2. Gegen diesen Bescheid richtet sich die vorliegende Beschwerde mit dem Begehren, ihn wegen Rechtswidrigkeit seines Inhaltes aufzuheben.

3. Die belangte Behörde legte die Akten des Verwaltungsverfahrens vor und erstattete eine Gegenschrift mit dem Antrag, die Beschwerde als unbegründet abzuweisen.

II.

Der Verwaltungsgerichtshof hat erwogen:

1. In der Beschwerde bleibt die Auffassung der belangten Behörde, dass vorliegend der Tatbestand des § 36 Abs. 2 Z. 1 FrG verwirklicht sei, unbekämpft. Auf Grund der unstrittig feststehenden rechtskräftigen Verurteilung des Beschwerdeführers bestehen gegen diese Beurteilung keine Bedenken.

2. Der Beschwerdeführer hat seine Suchtgiftdelikte in Bezug auf eine Menge von mehr als einem Kilogramm Haschisch begangen. Aus der Verurteilung auch gemäß § 28 Abs. 2 Suchtmittelgesetz ist ersichtlich, dass es sich hiebei um eine "große Menge", die geeignet ist, in großem Ausmaß eine Gefahr für das Leben oder die Gesundheit von Menschen herbeizuführen (vgl. § 28 Abs. 6 Suchtmittelgesetz), handelt. Dabei ist er gewerbsmäßig, also in der Absicht, sich durch die wiederkehrende Begehung derartiger strafbarer Handlungen eine fortlaufende Einnahme zu verschaffen (§ 70 StGB), vorgegangen. Unstrittig hat er selbst noch während des anhängigen Strafverfahrens weitere einschlägige Straftaten begangen. Dieses gesamte Fehlverhalten zeigt, dass vom Beschwerdeführer eine große Gefährdung des gewichtigen öffentlichen Interesses an der Verhinderung der Suchtgiftkriminalität ausgeht. Im Hinblick darauf, dass sich die bei Suchtgiftdelikten besonders große Wiederholungsgefahr (vgl. etwa das hg. Erkenntnis vom 17. Februar 2000, Zl. 98/18/0250) beim Beschwerdeführer insoweit verwirklicht hat, als er gewerbsmäßig vorgegangen ist und sogar noch während des anhängigen Strafverfahrens einschlägige Straftaten begangen hat, ist der seit der Verurteilung verstrichene Zeitraum von knapp 14 Monaten viel zu kurz, um die vom Beschwerdeführer ausgehende Gefahr als weggefallen oder auch nur erheblich gemindert anzusehen.

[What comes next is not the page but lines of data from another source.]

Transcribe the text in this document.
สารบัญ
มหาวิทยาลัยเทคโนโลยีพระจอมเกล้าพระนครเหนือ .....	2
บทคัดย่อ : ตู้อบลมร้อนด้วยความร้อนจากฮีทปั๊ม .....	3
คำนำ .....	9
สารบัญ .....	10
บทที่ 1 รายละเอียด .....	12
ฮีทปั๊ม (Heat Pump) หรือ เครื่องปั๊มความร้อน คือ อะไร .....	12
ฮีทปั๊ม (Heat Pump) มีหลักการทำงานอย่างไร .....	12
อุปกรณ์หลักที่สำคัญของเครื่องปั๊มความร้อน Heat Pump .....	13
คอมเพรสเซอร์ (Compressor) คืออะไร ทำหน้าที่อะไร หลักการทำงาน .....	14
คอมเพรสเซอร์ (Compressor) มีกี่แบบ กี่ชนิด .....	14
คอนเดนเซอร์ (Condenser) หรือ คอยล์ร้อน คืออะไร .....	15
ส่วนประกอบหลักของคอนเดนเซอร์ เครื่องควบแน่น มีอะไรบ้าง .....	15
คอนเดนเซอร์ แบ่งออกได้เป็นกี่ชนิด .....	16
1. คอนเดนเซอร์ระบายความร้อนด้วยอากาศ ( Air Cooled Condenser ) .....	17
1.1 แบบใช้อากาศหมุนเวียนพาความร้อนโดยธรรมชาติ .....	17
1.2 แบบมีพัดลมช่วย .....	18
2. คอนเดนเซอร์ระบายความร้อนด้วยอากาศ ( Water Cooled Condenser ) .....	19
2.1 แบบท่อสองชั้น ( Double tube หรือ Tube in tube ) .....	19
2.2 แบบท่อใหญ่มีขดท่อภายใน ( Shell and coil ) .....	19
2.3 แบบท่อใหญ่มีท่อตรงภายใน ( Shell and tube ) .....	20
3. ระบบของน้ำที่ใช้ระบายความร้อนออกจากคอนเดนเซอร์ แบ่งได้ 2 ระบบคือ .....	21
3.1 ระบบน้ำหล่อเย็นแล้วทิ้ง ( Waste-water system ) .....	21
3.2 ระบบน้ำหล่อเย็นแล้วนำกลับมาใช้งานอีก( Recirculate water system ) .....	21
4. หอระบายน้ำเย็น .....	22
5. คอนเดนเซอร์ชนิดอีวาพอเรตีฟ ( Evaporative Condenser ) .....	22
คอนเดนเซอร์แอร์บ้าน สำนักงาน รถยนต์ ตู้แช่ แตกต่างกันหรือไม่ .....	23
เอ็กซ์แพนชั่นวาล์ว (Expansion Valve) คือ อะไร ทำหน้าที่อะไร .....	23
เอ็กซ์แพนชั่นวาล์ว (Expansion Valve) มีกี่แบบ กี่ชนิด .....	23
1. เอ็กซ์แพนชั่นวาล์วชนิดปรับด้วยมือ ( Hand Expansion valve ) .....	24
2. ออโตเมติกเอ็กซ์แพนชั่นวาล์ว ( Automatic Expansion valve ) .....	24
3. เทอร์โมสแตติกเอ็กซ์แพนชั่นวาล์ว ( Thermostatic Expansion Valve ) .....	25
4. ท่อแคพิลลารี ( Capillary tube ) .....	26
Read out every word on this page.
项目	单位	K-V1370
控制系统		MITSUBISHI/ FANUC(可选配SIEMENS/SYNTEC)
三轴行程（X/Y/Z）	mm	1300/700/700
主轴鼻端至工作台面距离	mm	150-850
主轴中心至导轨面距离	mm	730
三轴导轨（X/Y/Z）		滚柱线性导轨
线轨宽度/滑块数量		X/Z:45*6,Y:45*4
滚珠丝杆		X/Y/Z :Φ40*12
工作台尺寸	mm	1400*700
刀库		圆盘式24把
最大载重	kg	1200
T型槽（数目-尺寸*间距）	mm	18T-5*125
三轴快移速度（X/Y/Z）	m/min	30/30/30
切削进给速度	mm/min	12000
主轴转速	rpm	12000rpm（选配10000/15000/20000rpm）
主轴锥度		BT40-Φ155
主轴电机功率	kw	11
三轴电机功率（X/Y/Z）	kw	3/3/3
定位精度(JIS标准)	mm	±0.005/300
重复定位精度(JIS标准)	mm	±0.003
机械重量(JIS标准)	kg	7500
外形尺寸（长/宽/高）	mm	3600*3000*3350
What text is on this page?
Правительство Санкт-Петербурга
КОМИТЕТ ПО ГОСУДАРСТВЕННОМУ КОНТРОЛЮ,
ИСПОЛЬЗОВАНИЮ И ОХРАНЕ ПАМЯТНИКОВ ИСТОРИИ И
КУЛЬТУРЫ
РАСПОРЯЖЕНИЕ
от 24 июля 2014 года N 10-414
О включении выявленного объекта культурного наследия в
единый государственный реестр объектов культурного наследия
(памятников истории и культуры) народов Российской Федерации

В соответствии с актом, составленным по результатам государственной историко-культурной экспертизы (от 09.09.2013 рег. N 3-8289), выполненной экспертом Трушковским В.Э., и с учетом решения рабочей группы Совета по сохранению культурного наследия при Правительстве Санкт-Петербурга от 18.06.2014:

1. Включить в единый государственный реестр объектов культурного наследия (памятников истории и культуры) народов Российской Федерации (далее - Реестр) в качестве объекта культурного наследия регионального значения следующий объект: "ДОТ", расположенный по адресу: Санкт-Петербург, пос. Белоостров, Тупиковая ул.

Aus den dargestellten Erwägungen kann die Ansicht der belangten Behörde, die in § 36 Abs. 1 FrG umschriebene Annahme sei gerechtfertigt, nicht als rechtswidrig erkannt werden.

3. Bei der Interessenabwägung gemäß § 37 Abs. 1 und Abs. 2 FrG hat die belangte Behörde die insgesamt etwa zehnjährige Aufenthaltsdauer des Beschwerdeführers, den inländischen Aufenthalt seiner Eltern und der beiden Brüder sowie die regelmäßige Berufstätigkeit und die im Inland absolvierte Berufsausbildung zu Gunsten des Beschwerdeführers berücksichtigt. Zu Recht hat sie darauf hingewiesen, dass die aus der Aufenthaltsdauer ableitbare Integration in ihrer sozialen Komponente durch die Straftaten des Beschwerdeführers erheblich gemindert werde. Ebenso zu Recht hat sie auch hervorgehoben, dass mit den Eltern und Brüdern keine Haushaltsgemeinschaft besteht. Durch diese Umstände werden die persönlichen Interessen des Beschwerdeführers am Verbleib im Bundesgebiet relativiert.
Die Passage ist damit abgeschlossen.